One theory about why airports are so attractive to snowy owls is that, in addition to be wide open, flat and treeless (like the Arctic from which the owls came) they are often close to excellent sources of food, like coast lines, rivers and marshes.
That’s the case with Logan Airport in Boston, where our colleague Norman Smith has been studying snowies for more than 30 years. Right on the Charles River and Boston Harbor, Logan provides its owls with a feast of ducks, gulls, muskrats and other seafood.
For that reason, and given how tagged owls like Assateague have spent so much time hunting over open water this winter, we expected Philly would spend his nighttime hours hunting the Delaware River that lies just yards from the runways, or John Heinz National Wildlife Refuge, a mile to the north of the airport across I-95.
Instead, since he returned to PHL a week ago, this young male snowy has spent his time essentially within the perimeter of the airport, as you can see from this overview, which includes all his movements since returning Jan. 11.
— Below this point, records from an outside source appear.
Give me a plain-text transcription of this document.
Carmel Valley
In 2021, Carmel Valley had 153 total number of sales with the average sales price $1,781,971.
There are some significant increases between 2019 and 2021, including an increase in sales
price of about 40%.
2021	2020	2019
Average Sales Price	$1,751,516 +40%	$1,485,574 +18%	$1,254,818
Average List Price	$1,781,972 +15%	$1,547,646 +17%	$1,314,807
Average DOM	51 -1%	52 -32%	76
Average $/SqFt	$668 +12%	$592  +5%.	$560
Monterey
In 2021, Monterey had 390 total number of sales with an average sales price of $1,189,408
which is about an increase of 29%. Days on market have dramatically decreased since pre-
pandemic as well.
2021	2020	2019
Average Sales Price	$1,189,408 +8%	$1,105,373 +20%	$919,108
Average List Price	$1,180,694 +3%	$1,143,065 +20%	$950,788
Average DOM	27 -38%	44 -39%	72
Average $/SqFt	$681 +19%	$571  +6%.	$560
During the day he hangs out along the taxiways at the east end of the airport, very close to where we initially trapped him. After dark he often flies to exit roads leaving the terminal and parking garage, close to the economy parking lot, and sits on the high light poles or street signs watching the grassy areas below. That’s a busy place, especially just at dark, when airport traffic is often the heaviest.
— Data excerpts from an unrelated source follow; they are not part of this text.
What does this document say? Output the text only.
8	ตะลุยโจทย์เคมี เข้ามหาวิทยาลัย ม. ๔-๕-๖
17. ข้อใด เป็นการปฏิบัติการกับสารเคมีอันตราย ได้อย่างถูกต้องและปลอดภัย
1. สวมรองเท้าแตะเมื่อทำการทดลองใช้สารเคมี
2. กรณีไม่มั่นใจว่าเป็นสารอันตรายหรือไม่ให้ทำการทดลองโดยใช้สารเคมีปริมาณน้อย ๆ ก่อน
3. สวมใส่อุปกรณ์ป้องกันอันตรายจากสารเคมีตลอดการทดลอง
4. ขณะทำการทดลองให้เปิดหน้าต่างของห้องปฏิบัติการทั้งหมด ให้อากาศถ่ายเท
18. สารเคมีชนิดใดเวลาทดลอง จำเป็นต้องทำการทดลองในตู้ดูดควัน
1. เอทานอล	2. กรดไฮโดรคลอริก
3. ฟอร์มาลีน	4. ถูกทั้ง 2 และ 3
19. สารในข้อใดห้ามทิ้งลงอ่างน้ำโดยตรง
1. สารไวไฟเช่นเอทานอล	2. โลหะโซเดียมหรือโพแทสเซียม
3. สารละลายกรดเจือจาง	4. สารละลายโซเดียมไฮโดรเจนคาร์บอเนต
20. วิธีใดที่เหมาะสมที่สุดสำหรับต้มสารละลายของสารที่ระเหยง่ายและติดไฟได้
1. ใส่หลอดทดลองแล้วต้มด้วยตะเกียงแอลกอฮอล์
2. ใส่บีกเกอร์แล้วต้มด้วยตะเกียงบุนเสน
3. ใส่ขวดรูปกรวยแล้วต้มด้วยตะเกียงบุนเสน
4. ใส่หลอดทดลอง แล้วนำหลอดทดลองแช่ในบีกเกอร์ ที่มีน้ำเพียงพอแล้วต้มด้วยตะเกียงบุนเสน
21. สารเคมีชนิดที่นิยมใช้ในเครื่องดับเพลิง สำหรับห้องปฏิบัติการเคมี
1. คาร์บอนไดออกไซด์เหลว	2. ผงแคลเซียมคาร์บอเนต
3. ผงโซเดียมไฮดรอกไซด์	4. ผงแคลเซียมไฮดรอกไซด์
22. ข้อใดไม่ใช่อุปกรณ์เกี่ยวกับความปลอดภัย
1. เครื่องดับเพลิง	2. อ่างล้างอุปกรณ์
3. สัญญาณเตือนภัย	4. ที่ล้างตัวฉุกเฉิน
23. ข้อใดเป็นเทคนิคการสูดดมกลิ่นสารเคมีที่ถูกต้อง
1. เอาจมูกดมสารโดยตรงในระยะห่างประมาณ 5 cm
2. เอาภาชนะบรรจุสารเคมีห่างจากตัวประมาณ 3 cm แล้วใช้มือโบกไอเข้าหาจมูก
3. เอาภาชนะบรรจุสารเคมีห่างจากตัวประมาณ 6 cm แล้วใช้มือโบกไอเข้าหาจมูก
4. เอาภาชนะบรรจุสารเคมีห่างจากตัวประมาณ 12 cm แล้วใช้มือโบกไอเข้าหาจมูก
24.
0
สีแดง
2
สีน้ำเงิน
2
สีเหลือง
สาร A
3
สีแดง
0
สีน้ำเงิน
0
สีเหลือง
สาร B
Another favorite location — and one that worries us even more — is a short utility pole between the northbound lanes of I-95 and the Exit 12 ramp. The latest three-day batch of locations, which his transmitter sent Saturday evening, show that he’s been using that perch repeatedly the past few days. The short, unkempt grass must be full of rodents (probably meadow voles) — the same reason you’ll see red-tailed hawks and the occasional American kestrel hunting the same areas by day.
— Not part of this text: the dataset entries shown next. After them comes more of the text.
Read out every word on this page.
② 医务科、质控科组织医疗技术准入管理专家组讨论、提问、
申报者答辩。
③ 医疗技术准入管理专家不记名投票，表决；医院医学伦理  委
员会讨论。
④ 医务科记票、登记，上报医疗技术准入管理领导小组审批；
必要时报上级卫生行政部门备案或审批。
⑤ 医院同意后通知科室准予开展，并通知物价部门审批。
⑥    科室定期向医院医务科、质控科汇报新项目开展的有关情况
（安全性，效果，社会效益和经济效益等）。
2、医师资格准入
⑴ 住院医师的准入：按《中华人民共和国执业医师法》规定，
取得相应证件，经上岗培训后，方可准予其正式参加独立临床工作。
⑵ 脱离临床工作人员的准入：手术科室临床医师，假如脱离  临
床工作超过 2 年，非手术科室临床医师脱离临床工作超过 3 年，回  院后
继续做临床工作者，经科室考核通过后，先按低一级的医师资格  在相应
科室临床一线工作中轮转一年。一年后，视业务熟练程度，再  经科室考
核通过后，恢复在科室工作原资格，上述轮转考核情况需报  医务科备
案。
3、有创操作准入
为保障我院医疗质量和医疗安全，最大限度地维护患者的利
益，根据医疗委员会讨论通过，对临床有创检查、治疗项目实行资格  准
But if you look at the Google Earth image, you’ll probably have the same thought I did — why not hunt the much larger open areas north of I-95, in the cloverleaf of the airport exit roads? That puzzled me, until I used the Street View feature — and realized that those areas are covered in dense brush, small trees and stands of phragmites — the kind of thick cover that snowy owls avoid.
We’d still like to get Philly and the other snowy owls that periodically use PHL relocated for their own safety,
although the owls aren’t cooperating. Last week USDA Wildlife Services and Pennsylvania Game Commission personnel tried to retrap Philly, but he was having none of it — the hunting must be good, because he showed no interest in their trap.
So we’ll keep tracking him, and keep crossing our fingers that he stays out of the way of traffic both in the air and on the ground. In the meantime, he’s giving us a fascinating look at how a wilderness animal makes a living in a highly urbanized, modern environment.